Gavin Sheets was the only other White Sox player to notch a hit off Verlander, grounding a slow roller to the left side of the infield in the seventh that gave him enough time to reach base safely. The 40-year-old responded by striking out Carlos Pérez on four pitches, one of seven punchouts across eight sharp innings that gave Verlander his 23rd career win over Chicago, tied for his second most against a single opponent.
“Yeah, he had his good stuff tonight,” Sheets said. “He threw the ball well and he attacked us, attacked us in multiple different ways each at-bat. … We were all talking about how he’s attacking us, what he’s trying to do. It seemed like tonight, everybody had a little different story. He was attacking everybody individually.
“Credit to him. He had a good game plan and executed it well.”
Opposite Verlander was White Sox right-hander Touki Toussaint, who in his last outing -- a surprise relief appearance -- spared Chicago’s bullpen in the loss to Atlanta with 5 1/3 innings of one-run ball. He didn’t fare as well on Wednesday in his return to the rotation, allowing five runs on four hits and four walks in six frames. Though he traded zeros with Verlander at times, his start unraveled in a four-run fourth.
Toussaint let the Mets’ first two batters of the inning reach base on a walk and a hit-by-pitch, then gave up a run-scoring single to Francisco Alvarez, who stayed hot after his two-homer game on Tuesday. Another free pass later, Toussaint allowed three consecutive runs on a forceout, a sacrifice fly and a double to left off the bat of Brandon Nimmo. Toussaint got Tommy Pham to ground out to third base to put an end to the inning, but the damage was done.
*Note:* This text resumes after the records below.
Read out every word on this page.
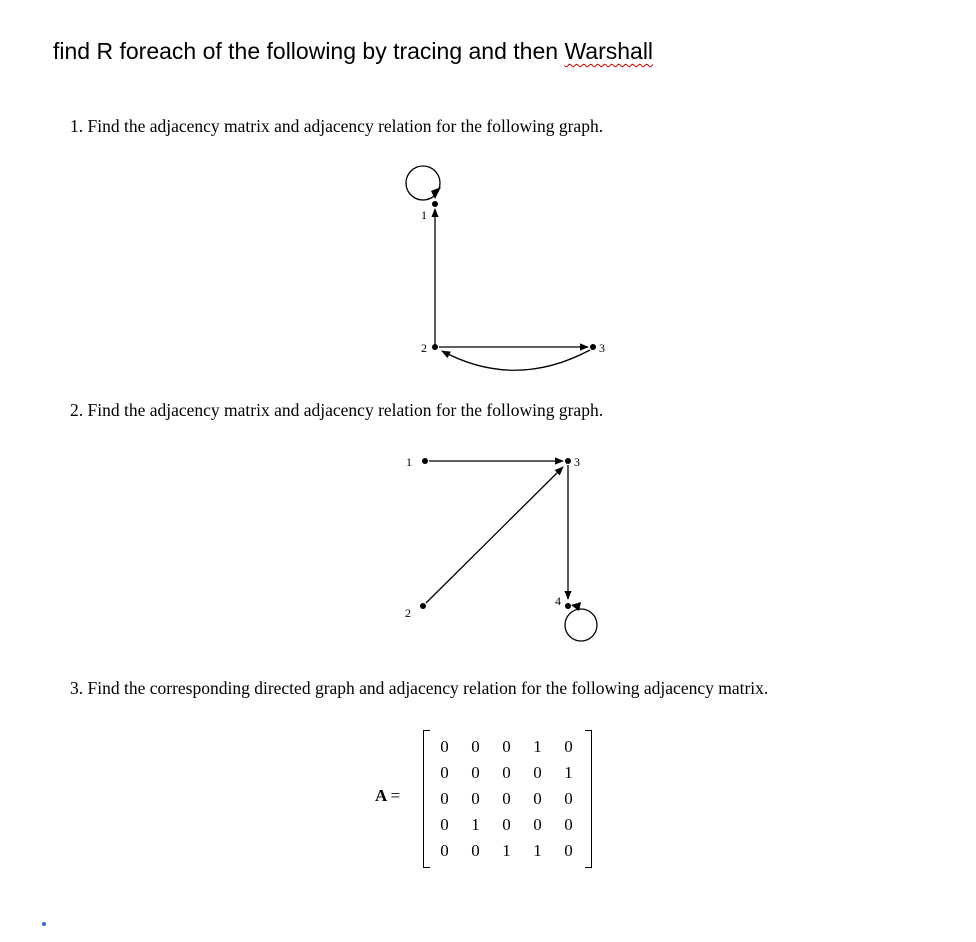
find R foreach of the following by tracing and then Warshall
1. Find the adjacency matrix and adjacency relation for the following graph.
1
2	3
2. Find the adjacency matrix and adjacency relation for the following graph.
1
2
3
4
3. Find the corresponding directed graph and adjacency relation for the following adjacency matrix.
A =
0	0	0	1	0
0	0	0	0	1
0	0	0	0	0
0	1	0	0	0
0	0	1	1	0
“I was attacking guys, and then in that fourth … it kind of snowballed a little bit,” Toussaint said. “I think I need to do a better job of minimizing that and getting outs as quick as I can.”
With the White Sox bats reverting back to the form that plagued them for much of the season’s first half, Toussaint had little room for error. Sixteen of the 28 batters Chicago sent to the plate against Verlander made the walk back to the dugout after three pitches or fewer. That’s a trend the White Sox will need to correct in short order, considering that their next series is against the American League Central-leading Twins.
“Any time you score one run on a home run, what’s there to be crazy about?” Grifol said. “Those are things that we have to analyze and see what went on, see how many balls were out of the strike zone, how many were in the strike zone. If we were swinging at balls in the strike zone, good. And if we’re not, then we’ve got to get back to doing what we’ve been doing the last three or four days.”